Search code examples
c#linqdictionarysorteddictionary

Fastest way to filter a dictionary and "simplify" its values in C#


In C#, given a SortedDictionary, I need to filter on its keys and then "simplify" its values. This is best explained by the following MWE, which does exactly what I want

static void Main()
{
    var lowerBound = new DateTime(2018, 01, 02);
    var upperBound = new DateTime(2018, 01, 04);

    var myInput = new SortedDictionary<DateTime, SimpleItem>();

    myInput.Add(new DateTime(2018, 01, 01), new SimpleItem { item1 = 1.1, item2 = 2.1 });
    myInput.Add(new DateTime(2018, 01, 02), new SimpleItem { item1 = 1.2, item2 = 2.2 });
    myInput.Add(new DateTime(2018, 01, 03), new SimpleItem { item1 = 1.3, item2 = 2.3 });
    myInput.Add(new DateTime(2018, 01, 04), new SimpleItem { item1 = 1.4, item2 = 2.4 });
    myInput.Add(new DateTime(2018, 01, 05), new SimpleItem { item1 = 1.5, item2 = 2.5 });
    myInput.Add(new DateTime(2018, 01, 06), new SimpleItem { item1 = 1.6, item2 = 2.6 });
    myInput.Add(new DateTime(2018, 01, 07), new SimpleItem { item1 = 1.7, item2 = 2.7 });

    var q = myInput.Where(x => x.Key >= lowerBound && x.Key <= upperBound);

    Dictionary<DateTime, double> d = 
                  q.ToDictionary(x => x.Key, x => x.Value.item1);

    SortedDictionary<DateTime, double> myOutput = 
                  new SortedDictionary<DateTime, double>(d);

    int wait = 0;
}

class SimpleItem
{
    public double item1 { get; set; }
    public double item2 { get; set; }
}

By profiling my actual code (not this MWE), it is quite clear that ToDictionary is extremely slow (all the other parts seem ok). So I m simply asking for another way (hopefully the fastest) to do exactly the same thing.


Solution

  • Your problem is your filtering of the SortedDictionary doesn't take advantage of the fact that it is sorted. Since ICollection (and C# generic collections in general) don't implement any sort of efficient splice operation, lookup is your best bet.
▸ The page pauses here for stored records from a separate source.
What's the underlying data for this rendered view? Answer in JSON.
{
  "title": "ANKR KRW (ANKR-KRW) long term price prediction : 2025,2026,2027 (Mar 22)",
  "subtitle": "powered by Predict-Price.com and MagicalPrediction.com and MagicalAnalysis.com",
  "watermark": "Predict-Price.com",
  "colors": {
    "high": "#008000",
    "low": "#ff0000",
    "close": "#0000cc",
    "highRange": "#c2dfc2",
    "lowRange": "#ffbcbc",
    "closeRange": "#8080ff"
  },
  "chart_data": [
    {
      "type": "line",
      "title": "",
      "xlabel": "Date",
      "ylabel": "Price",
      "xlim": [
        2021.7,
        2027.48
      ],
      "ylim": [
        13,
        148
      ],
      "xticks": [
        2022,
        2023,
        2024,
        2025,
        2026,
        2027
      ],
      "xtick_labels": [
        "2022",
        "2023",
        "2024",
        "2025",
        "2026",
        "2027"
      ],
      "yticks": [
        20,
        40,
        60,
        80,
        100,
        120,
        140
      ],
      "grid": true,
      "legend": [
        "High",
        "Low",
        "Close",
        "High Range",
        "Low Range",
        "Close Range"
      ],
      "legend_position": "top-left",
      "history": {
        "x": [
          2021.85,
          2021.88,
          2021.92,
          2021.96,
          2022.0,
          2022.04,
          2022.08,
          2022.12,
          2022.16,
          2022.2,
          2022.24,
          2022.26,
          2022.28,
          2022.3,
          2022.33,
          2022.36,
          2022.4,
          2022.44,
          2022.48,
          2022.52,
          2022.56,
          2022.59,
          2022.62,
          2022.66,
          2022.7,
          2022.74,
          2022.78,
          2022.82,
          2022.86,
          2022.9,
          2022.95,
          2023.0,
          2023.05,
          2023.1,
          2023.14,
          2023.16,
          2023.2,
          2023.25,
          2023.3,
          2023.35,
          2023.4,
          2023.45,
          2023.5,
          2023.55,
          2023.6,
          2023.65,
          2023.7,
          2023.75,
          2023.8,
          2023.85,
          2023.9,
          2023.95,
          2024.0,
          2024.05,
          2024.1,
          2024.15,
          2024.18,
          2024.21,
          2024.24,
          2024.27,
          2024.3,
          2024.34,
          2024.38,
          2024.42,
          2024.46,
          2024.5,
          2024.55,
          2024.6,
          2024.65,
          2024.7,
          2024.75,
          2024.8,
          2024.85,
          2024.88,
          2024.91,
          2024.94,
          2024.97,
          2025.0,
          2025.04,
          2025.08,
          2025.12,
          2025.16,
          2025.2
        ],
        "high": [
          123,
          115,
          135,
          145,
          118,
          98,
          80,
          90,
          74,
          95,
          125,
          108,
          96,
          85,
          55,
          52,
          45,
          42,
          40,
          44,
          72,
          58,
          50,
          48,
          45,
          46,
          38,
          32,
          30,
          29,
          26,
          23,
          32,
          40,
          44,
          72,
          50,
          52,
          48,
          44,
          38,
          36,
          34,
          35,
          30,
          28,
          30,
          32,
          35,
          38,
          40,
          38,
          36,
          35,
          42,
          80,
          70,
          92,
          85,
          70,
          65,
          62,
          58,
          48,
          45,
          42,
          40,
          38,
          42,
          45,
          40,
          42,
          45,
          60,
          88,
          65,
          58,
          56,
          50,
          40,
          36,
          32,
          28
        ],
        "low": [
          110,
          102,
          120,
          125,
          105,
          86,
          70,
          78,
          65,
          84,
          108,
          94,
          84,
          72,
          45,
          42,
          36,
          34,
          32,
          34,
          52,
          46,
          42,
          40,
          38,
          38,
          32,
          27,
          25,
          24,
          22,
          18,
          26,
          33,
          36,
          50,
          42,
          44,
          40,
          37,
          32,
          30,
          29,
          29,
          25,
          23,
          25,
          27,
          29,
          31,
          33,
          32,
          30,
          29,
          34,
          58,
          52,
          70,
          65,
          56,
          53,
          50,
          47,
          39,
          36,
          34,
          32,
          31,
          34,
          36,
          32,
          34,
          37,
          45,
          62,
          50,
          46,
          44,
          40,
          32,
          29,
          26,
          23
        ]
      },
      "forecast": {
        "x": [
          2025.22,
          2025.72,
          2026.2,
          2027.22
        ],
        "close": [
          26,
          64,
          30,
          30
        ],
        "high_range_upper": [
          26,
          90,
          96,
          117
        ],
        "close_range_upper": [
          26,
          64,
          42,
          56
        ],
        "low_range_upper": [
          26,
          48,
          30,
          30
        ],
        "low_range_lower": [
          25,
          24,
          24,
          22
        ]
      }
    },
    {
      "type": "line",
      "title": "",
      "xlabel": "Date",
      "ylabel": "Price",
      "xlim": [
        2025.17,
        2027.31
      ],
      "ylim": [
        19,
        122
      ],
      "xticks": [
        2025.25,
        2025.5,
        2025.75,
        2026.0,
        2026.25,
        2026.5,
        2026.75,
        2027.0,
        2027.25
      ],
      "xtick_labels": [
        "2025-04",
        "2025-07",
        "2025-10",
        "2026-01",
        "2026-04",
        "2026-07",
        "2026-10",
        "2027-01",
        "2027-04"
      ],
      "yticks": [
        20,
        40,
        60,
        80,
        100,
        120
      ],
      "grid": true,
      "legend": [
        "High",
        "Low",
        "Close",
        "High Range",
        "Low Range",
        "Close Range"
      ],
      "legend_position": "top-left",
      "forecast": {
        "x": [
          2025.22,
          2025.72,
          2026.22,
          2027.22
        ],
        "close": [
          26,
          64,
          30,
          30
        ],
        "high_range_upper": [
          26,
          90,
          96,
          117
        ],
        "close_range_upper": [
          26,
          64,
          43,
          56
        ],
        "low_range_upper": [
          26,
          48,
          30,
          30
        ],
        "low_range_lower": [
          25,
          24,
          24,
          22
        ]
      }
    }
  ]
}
    Turning your filter around, you get:

    var q = Enumerable.Range(0, (Int32)(upperBound - lowerBound).TotalDays+1).Select(n => new { Key = lowerBound.AddDays(n), Item = myInput[lowerBound.AddDays(n)].item1 });
    
    var myOutput = new SortedDictionary<DateTime, double>();
    
    foreach (var pair in q)
        myOutput.Add(pair.Key, pair.Item);
    

    The other methods all average about the same time. Using a very small separation in lowerBound and upperBound results in thousands of times faster performance. Even using a two year span results in hundreds of times faster performance when myInput contains 2 million entries.

    Note that the scope of speedup really depends on how many entries are in the SortedList, a small list will not show much difference in performance.